Written by Brad McMillan, CFA®, CFP® | May 19, 2014 2:22:00 PM

The first question you might have, upon seeing that headline, is what’s the difference? Data is simply facts, without meaning or context. Information can be used as a basis to make decisions; it can be acted on.

A good example is an old radio comedy routine that went something like this: “And now for the baseball scores: 4–2, 5–1, 3–1, and in a blowout surprise, 9–0.” Without the team names attached to the scores, the data isn’t particularly useful to fans. Add the context—the names of the teams—and it becomes information, usable to settle bets, update team records, or make fun of your friends.

Putting P/E ratios in context

An analogy in the financial markets is price-earnings ratios. 17, 21, 6, 15—without knowing anything more, these are meaningless numbers. What is the growth rate of earnings? What is the typical ratio in the industry? What time period do those earnings cover? Is it unusual?
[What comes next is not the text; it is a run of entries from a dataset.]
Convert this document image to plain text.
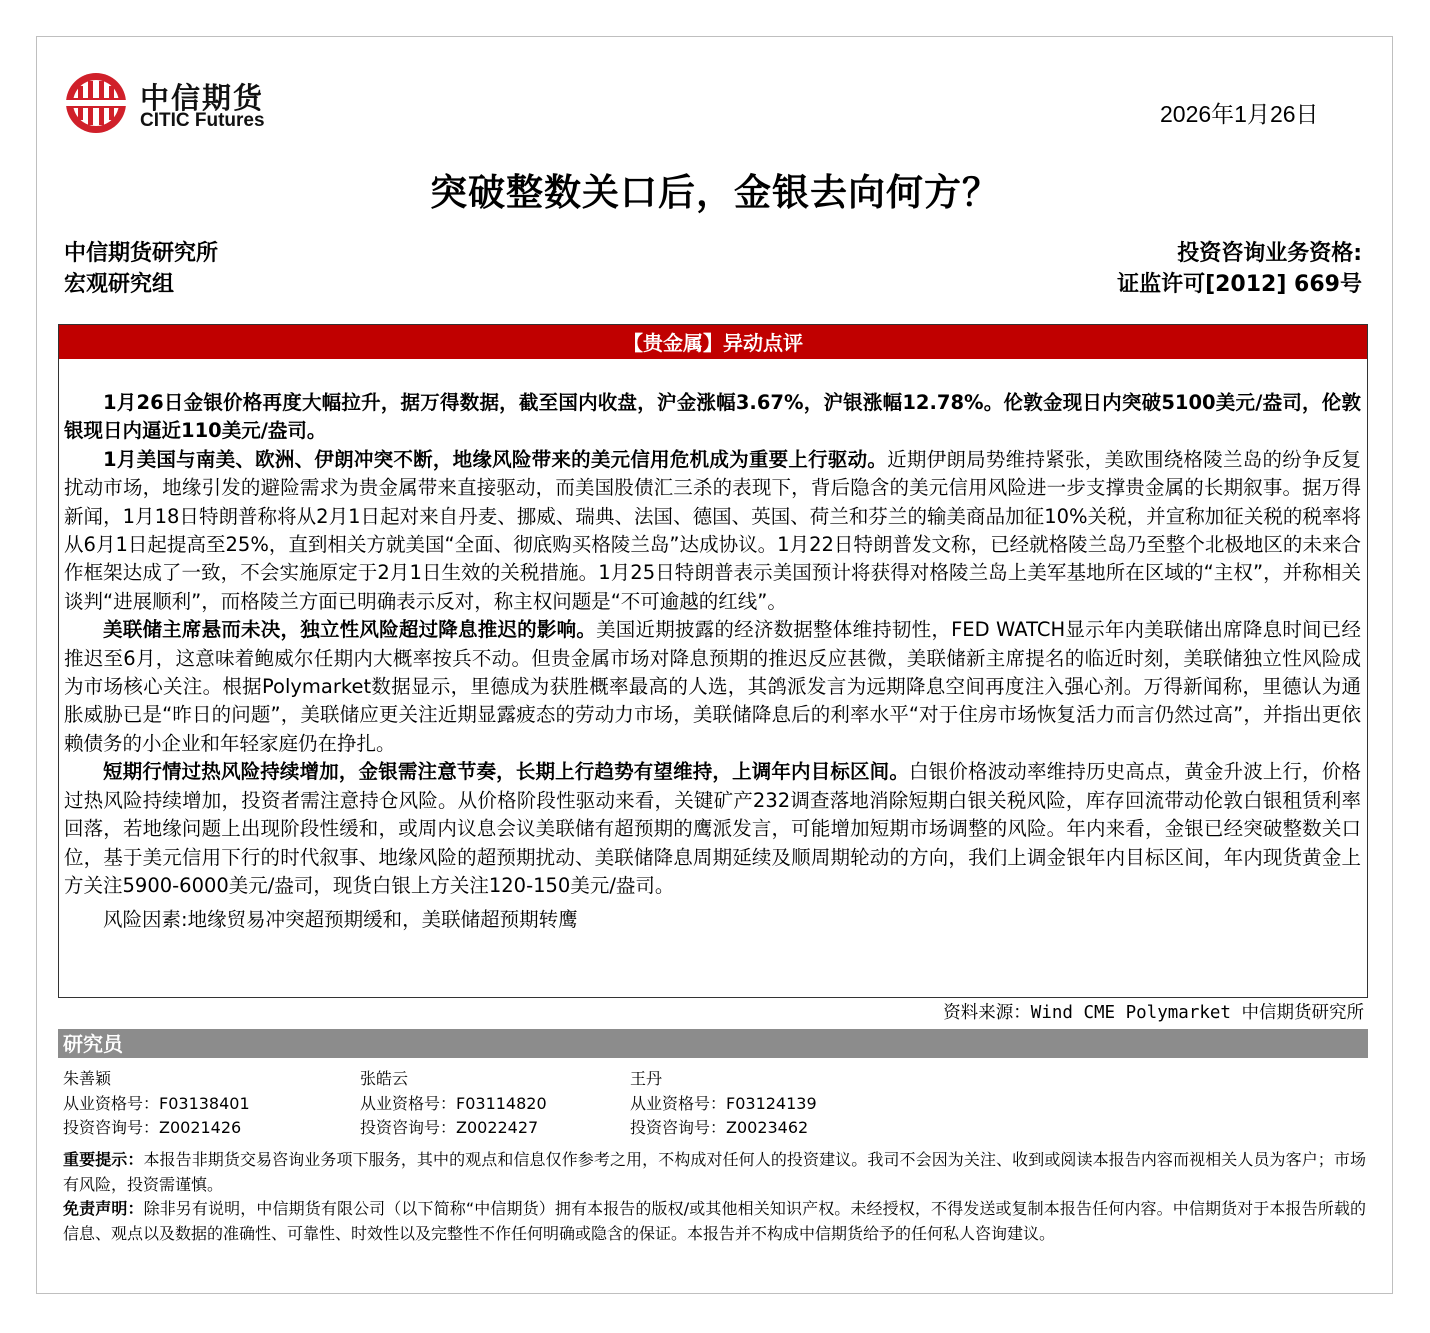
中信期货
CITIC Futures	2026年1月26日
突破整数关口后，金银去向何方？
中信期货研究所
宏观研究组
投资咨询业务资格:
证监许可[2012] 669号
【贵金属】异动点评

1月26日金银价格再度大幅拉升，据万得数据，截至国内收盘，沪金涨幅3.67%，沪银涨幅12.78%。伦敦金现日内突破5100美元/盎司，伦敦银现日内逼近110美元/盎司。

1月美国与南美、欧洲、伊朗冲突不断，地缘风险带来的美元信用危机成为重要上行驱动。近期伊朗局势维持紧张，美欧围绕格陵兰岛的纷争反复扰动市场，地缘引发的避险需求为贵金属带来直接驱动，而美国股债汇三杀的表现下，背后隐含的美元信用风险进一步支撑贵金属的长期叙事。据万得新闻，1月18日特朗普称将从2月1日起对来自丹麦、挪威、瑞典、法国、德国、英国、荷兰和芬兰的输美商品加征10%关税，并宣称加征关税的税率将从6月1日起提高至25%，直到相关方就美国“全面、彻底购买格陵兰岛”达成协议。1月22日特朗普发文称，已经就格陵兰岛乃至整个北极地区的未来合作框架达成了一致，不会实施原定于2月1日生效的关税措施。1月25日特朗普表示美国预计将获得对格陵兰岛上美军基地所在区域的“主权”，并称相关谈判“进展顺利”，而格陵兰方面已明确表示反对，称主权问题是“不可逾越的红线”。

美联储主席悬而未决，独立性风险超过降息推迟的影响。美国近期披露的经济数据整体维持韧性，FED WATCH显示年内美联储出席降息时间已经推迟至6月，这意味着鲍威尔任期内大概率按兵不动。但贵金属市场对降息预期的推迟反应甚微，美联储新主席提名的临近时刻，美联储独立性风险成为市场核心关注。根据Polymarket数据显示，里德成为获胜概率最高的人选，其鸽派发言为远期降息空间再度注入强心剂。万得新闻称，里德认为通胀威胁已是“昨日的问题”，美联储应更关注近期显露疲态的劳动力市场，美联储降息后的利率水平“对于住房市场恢复活力而言仍然过高”，并指出更依赖债务的小企业和年轻家庭仍在挣扎。

短期行情过热风险持续增加，金银需注意节奏，长期上行趋势有望维持，上调年内目标区间。白银价格波动率维持历史高点，黄金升波上行，价格过热风险持续增加，投资者需注意持仓风险。从价格阶段性驱动来看，关键矿产232调查落地消除短期白银关税风险，库存回流带动伦敦白银租赁利率回落，若地缘问题上出现阶段性缓和，或周内议息会议美联储有超预期的鹰派发言，可能增加短期市场调整的风险。年内来看，金银已经突破整数关口位，基于美元信用下行的时代叙事、地缘风险的超预期扰动、美联储降息周期延续及顺周期轮动的方向，我们上调金银年内目标区间，年内现货黄金上方关注5900-6000美元/盎司，现货白银上方关注120-150美元/盎司。

风险因素:地缘贸易冲突超预期缓和，美联储超预期转鹰

资料来源：Wind CME Polymarket 中信期货研究所
研究员
朱善颖
从业资格号：F03138401
投资咨询号：Z0021426
张皓云
从业资格号：F03114820
投资咨询号：Z0022427
王丹
从业资格号：F03124139
投资咨询号：Z0023462
重要提示：本报告非期货交易咨询业务项下服务，其中的观点和信息仅作参考之用，不构成对任何人的投资建议。我司不会因为关注、收到或阅读本报告内容而视相关人员为客户；市场有风险，投资需谨慎。
免责声明：除非另有说明，中信期货有限公司（以下简称“中信期货）拥有本报告的版权/或其他相关知识产权。未经授权，不得发送或复制本报告任何内容。中信期货对于本报告所载的信息、观点以及数据的准确性、可靠性、时效性以及完整性不作任何明确或隐含的保证。本报告并不构成中信期货给予的任何私人咨询建议。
Consider the different types of P/E ratios mentioned in the press, which are often confused with each other:

  • The forward P/E, based on current price and estimated earnings for the next year
  • The trailing 12-month P/E, which uses earnings over the past year
  • The Shiller P/E, which uses average earnings for the past 10 years
  • The Hussman P/E, which uses all-time-high annual earnings

Each has its strengths and weaknesses, as well as known biases that are built into the calculation. Looking at any one ratio can result in a bad decision, while comparing two different types may leave you scratching your head. (For more on this general topic, see my recent post about different ways to look at data.)

What can each type of P/E ratio tell us?

Analyses that use the forward P/E are a pet peeve of mine. Forward earnings estimates have a systemic upward bias; they are almost always high. Forward P/Es, therefore, make stocks look cheaper than they really are. (This may be why they’re often quoted by Wall Street.)
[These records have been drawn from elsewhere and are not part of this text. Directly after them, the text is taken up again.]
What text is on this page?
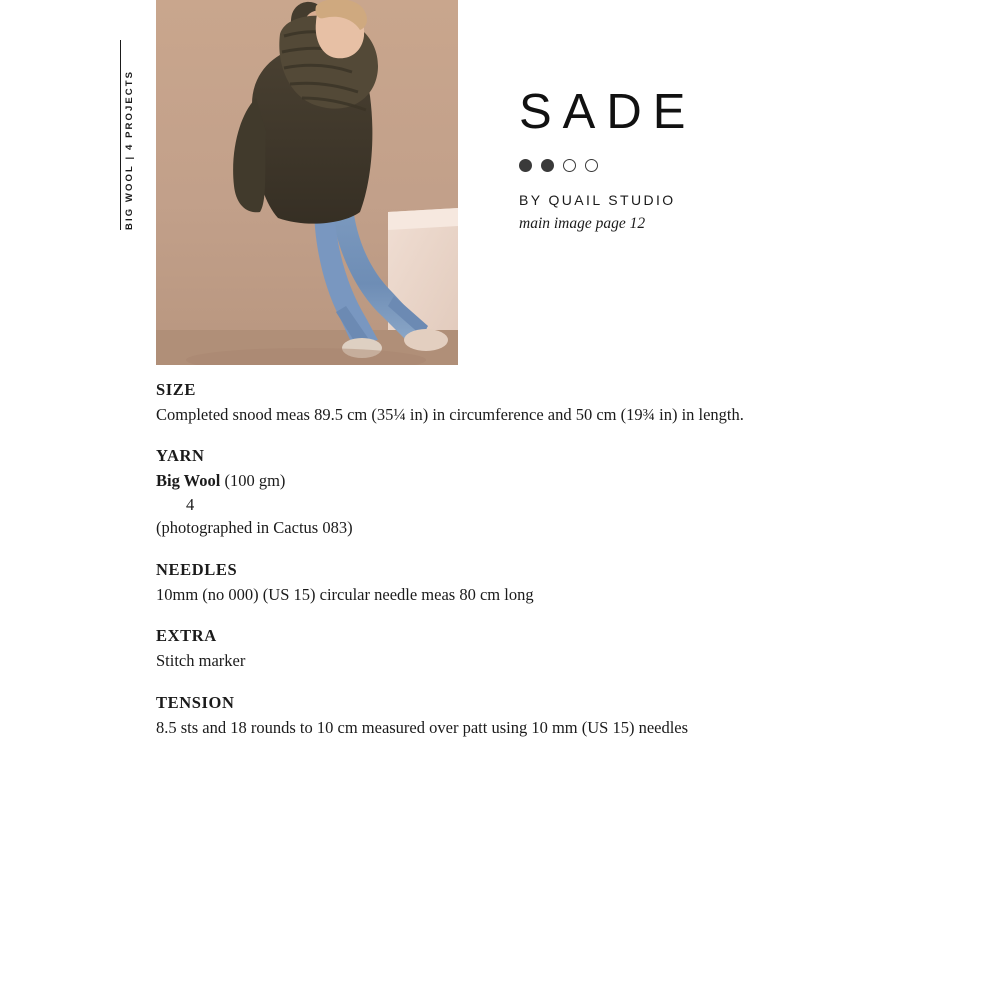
BIG WOOL | 4 PROJECTS	SADE
BY QUAIL STUDIO
main image page 12

SIZE

Completed snood meas 89.5 cm (35¼ in) in circumference and 50 cm (19¾ in) in length.

YARN

Big Wool (100 gm)

4

(photographed in Cactus 083)

NEEDLES

10mm (no 000) (US 15) circular needle meas 80 cm long

EXTRA

Stitch marker

TENSION

8.5 sts and 18 rounds to 10 cm measured over patt using 10 mm (US 15) needles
The trailing 12-month P/E is better, in that it reflects what has actually happened. But its weakness is assuming that the past year was typical. Most years are not typical, and values look much higher in bad years and lower in good years. Right now, for instance—with record-high profit margins, low interest rates, and high stock buybacks—earnings are higher than normal, and stocks look cheaper than they would in a more typical year.

The Shiller P/E tries to address the normality concern by using an average of earnings over 10 years, on the theory that good years and bad years will average out over time. As a result, it is a much smoother indicator of value, avoiding the big swings of the yearly figures, but it has the drawback of using out-of-date information. Another weakness is that it has been at historically high levels for more than the past 20 years, raising the question of whether current figures are really useful or whether the market has changed.

The Hussman P/E attempts to sidestep the issues associated with annual figures, estimates, and longer time periods by using the best annual earnings the company has ever achieved. Because of this, there are no comparison issues; you’re simply valuing the company based on the best it has done. This provides a stable and defensible E for the analysis, but it raises an obvious question: will the company ever get those earnings again, or improve on them?

Which P/E ratio is best?

Personally, I find the trailing 12-month P/E (for its use of the most recent actual data) and the Shiller P/E (for its inclusion of a full business cycle of earnings) to be useful. Both, however, present the difficulty of comparing current figures to historical data.

The information contained in these ratios can be used in portfolio planning to estimate future returns. At this point, given current valuations and historical patterns, those estimates are likely to be disappointing for most people (i.e., in the low- to mid-single digits). You can certainly conclude that the indicators are wrong, but viewing them as information and not just data, you should be prepared to demonstrate why you think that’s the case.